In [2]:
import ML4PS as ml
import numpy as np
from matplotlib import pyplot as plt

# Choose dataset

In [3]:
data_dir = '../../data/case14'

# Defining a series of normalizing functions

The features contained in power systems objects may have very different orders of magnitude and display complex distributions with possibly multiple modes. For this reason, it is very important to build a series of functions that can convert those atypical distributions into something that looks more like a uniform law between $-1$ and $1$.

This normalization process is done by computing a piecewise linear approximation of the cumulative distribution function of each required feature.
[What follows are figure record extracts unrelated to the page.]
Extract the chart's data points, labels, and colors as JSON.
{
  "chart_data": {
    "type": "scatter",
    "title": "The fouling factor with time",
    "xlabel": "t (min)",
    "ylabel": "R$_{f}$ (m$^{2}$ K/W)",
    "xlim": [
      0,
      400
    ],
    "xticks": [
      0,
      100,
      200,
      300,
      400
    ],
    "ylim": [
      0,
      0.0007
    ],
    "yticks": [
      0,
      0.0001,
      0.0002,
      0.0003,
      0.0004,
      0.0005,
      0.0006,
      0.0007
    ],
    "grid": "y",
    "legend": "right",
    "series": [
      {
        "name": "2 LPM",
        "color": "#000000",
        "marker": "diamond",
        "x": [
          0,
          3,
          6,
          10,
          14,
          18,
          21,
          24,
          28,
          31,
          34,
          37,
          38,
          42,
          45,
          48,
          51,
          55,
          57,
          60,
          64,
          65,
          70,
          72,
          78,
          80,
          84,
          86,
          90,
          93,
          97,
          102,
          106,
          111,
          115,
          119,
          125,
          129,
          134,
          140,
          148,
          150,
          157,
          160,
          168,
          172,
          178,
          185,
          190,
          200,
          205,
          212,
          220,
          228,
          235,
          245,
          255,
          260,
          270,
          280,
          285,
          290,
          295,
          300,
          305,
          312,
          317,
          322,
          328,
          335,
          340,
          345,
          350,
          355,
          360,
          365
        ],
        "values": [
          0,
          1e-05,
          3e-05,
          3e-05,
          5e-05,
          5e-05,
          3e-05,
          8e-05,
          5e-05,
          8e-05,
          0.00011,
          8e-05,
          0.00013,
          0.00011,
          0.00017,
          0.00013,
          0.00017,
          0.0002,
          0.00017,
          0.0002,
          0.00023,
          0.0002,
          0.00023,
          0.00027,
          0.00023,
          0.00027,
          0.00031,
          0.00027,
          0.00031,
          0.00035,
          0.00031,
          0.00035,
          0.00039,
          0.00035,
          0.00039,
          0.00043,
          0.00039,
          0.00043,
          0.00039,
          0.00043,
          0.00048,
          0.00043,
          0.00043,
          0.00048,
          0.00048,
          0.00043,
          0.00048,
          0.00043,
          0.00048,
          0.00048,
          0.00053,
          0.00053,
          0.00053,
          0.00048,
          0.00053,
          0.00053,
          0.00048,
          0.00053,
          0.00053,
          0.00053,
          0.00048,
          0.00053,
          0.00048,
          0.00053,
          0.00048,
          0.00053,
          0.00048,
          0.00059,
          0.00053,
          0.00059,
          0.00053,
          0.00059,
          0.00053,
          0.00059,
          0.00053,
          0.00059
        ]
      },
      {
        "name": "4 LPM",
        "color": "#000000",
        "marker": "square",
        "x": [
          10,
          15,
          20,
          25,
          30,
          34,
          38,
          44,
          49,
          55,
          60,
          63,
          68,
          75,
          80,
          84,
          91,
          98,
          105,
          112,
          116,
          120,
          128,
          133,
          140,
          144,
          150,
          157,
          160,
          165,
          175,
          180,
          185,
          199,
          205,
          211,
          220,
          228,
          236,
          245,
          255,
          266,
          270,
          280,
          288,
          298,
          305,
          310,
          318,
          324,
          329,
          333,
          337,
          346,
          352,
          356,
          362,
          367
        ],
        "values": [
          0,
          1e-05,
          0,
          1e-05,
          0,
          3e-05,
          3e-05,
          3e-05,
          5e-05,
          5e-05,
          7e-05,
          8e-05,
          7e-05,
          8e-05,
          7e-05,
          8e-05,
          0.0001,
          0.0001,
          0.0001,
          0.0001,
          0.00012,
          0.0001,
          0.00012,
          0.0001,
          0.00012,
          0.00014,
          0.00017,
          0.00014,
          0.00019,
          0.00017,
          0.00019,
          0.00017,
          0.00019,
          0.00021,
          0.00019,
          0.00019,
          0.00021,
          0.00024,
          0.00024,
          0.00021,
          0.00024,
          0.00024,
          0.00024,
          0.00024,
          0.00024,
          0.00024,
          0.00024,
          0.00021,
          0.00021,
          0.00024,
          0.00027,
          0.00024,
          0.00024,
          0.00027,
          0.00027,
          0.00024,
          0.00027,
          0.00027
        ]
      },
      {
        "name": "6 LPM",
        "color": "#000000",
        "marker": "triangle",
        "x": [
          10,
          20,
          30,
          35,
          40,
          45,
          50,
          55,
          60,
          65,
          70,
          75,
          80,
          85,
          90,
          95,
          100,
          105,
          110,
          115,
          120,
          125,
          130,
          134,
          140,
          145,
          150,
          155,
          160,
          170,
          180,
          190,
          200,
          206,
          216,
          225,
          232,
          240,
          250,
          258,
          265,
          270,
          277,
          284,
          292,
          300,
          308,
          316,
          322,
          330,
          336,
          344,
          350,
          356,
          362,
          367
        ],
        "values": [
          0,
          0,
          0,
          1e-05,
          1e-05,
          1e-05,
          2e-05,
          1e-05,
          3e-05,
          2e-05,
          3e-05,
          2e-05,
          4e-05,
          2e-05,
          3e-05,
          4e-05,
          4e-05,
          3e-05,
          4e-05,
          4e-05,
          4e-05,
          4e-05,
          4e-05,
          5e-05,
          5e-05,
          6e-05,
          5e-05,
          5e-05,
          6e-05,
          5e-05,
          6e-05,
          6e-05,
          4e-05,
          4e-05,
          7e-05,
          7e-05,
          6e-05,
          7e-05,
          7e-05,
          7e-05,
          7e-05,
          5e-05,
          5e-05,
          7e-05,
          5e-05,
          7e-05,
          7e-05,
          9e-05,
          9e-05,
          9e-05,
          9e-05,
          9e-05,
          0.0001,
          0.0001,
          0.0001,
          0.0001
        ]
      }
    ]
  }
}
This estimation is performed by considering a subset of the trainset. This estimation does not need to be perfect, so it seems reasonable to estimate it over a reasonably small amount of samples (see option *amount_of_samples*).

In [4]:
normalizer = ml.Normalizer(data_dir = data_dir, backend_name = 'pandapower')
normalizer.save('normalizer.pkl')

Loading all the dataset: 100%|██████████████████| 50/50 [00:06<00:00,  7.44it/s]


# Defining an interface

In order to have our neural network learn, we have to pass it multiple batches of instances of power grids. The interface has three iterators (train, val and test) that can iterate over the whole dataset defined in *data_dir*, and return inputs $a$ and $x$ that will be read by the neural network, and a series of pypowsybl networks instances.

As some people may be interested in dealing with time series, we have included the possibility of considering rolling windows. The attribute *series_length* defines the time coherence of time series, while *time_window* defines the size of the time windows that the iterator should retrieve. The different snapshots of a time windows are aggregated by concatenating their respective features. By default, we consider that we are not interested in time series.

In [None]:
interface = ml.Interface(data_dir = data_dir,
    backend_name = 'pandapower', batch_size = 1)

In the following we propose to show what our data looks like. Notice that $a$ and $x$ are nested dictionnaries, whose values have a shape [n_batch, n_obj, time_window], where n_obj is the amount of objects of the considered class. $a$ contains addresses (integers), while $x$ contains features (float).

In [None]:
a, x, nets = next(iter(interface.train))
print("keys in a :{}".format(list(a.keys())))
print("keys in a['gen'] :{}".format(list(a['gen'].keys())))
print("values in a['gen']['name'] :{}".format(a['gen']['name']))
print("")
print("keys in x :{}".format(list(x.keys())))
print("keys in x['gen'] :{}".format(list(x['gen'].keys())))
print("values in x['gen']['p_mw'] :{}".format(x['gen']['p_mw']))